Another way to identify your unacknowledged and projected shadow is through an exercise that I call the Letter Writing Game. Set aside half an hour, during which you will write two letters. One is addressed to someone you have an intense emotional charge with, someone you dislike, judge, disapprove of. It can be a friend, a colleague, a family member, or even a public figure. Describe the things you dislike about them, including the reasons why you dislike these things. (“I can’t stand the way you talk to people because it makes everyone feel bad.” “You’re such a drama queen.”)

The second letter is addressed to someone you admire. Write everything that you love and admire about them in detail, again, addressing that person directly. (“I love how adventurous you are.”  “You have such a gift for empathizing with people.”)

Then, read the letters aloud in front of a mirror, substituting every “you” for “I”. In other words, read the letters as though they are addressed to you.

Next, discuss the exercise with a friend. Having a witnessing friend present can help you see a lot more deeply into your own shadow tendencies. And you can do the same for him or her.
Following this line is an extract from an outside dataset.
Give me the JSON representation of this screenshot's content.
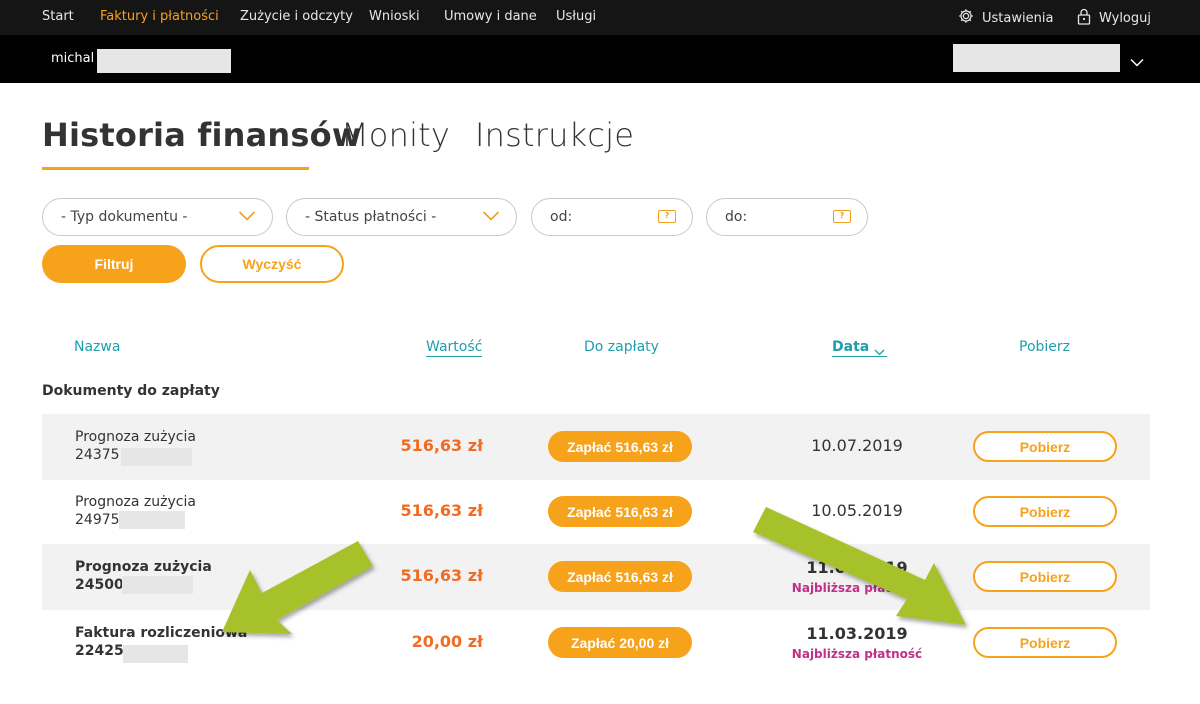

Now, it’s crucially important to take the next step. Sit in meditation, following the breath or simply focusing your attention in the heart center. Ask that the inner Self, the power of grace, the spirit of yoga be present within you. Offer the qualities you’ve seen in yourself—both the dark and the light shadow qualities—to the Self. Ask, “May all imbalances be balanced. May confusion be illuminated. May the dark and light sides of myself be balanced, and may I be able to use the gifts hidden in shadow for the benefit of all beings.” Once you’ve made the offering, sit quietly for a few minutes.

In the hours and days that follow, stay alert for any subtle inner shifts. Notice if there is a change in the way you see these other people, or in how you see yourself.